Sage (LON: SGE) share price recovery gained momentum as investors reacted to the latest financial results. The stock surged by more than 6% on Wednesday and reached a high of 804p, the highest point since January 21st this year. It has rallied by over 36% from its lowest level this year.
Sage earnings review
Sage Group announced strong results even as companies continued slashing their spending. Organic recurring revenue rose by 9% in FY22, helped by Sage Business Cloud growth rate of 24%. Its Annual Run Rate (ARR) was 12%, helped by momentum in all geographies.
Meanwhile, the company managed to expand its operating margin to 19.9% while its basic EPS growth expanded to 8%. In real numbers, the total organic revenue rose to £1.92 billion while its EBITDA rose by 3% to £468 million. In a statement, the company’s CEO said:
“I am confident that our resilient business model together with our strategy for delivering efficient growth, centered on our expanding digital network, will enable us to create further long-term value for all our stakeholders.”
Sage Group, one of the biggest technology companies in the FTSE 100, provides accounting solutions to small businesses. Its products are accounting, payroll, and human resources. In this business, it competes with the likes of Intuit, Xero, and NetSuite among others.
Sage has grown mostly organically in the past few years. It has also grown through acquisitions. This year, the firm has made several acquisitions, including Lockstep, Spherics, Mateo, and Futlri.
Sage Group is a good investment for several reasons. First, it has a strong and growing market share in SMB accounting.

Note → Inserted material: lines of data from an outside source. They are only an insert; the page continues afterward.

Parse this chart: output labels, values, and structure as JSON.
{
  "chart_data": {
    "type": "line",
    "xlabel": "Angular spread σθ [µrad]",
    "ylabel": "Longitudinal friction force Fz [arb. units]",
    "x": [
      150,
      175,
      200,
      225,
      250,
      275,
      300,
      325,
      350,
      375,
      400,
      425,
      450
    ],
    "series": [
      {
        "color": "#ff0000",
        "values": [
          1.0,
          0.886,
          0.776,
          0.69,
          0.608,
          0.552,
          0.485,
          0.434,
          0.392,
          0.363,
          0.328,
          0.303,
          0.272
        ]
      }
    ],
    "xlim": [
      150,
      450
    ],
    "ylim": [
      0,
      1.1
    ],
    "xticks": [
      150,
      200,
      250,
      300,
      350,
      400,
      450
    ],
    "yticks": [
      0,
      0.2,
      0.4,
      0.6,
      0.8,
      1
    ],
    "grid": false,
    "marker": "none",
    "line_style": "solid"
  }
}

Second, it has strong annual recurring revenues. And finally, the company has growing margins and strong dividends.
Sage share price forecast
The daily chart shows that the Sage stock price made a strong rebound on Wednesday. Before that, the stock was forming an inverted head and shoulders pattern, which is usually a bullish sign. The shares have moved above all moving averages.
In the same period, the Relative Strength Index (RSI) has moved above the overbought level. Therefore, the shares will likely continue rising as buyers focus on the next psychological level of 1,000p. A drop below the key support level at 762p will invalidate the bullish view.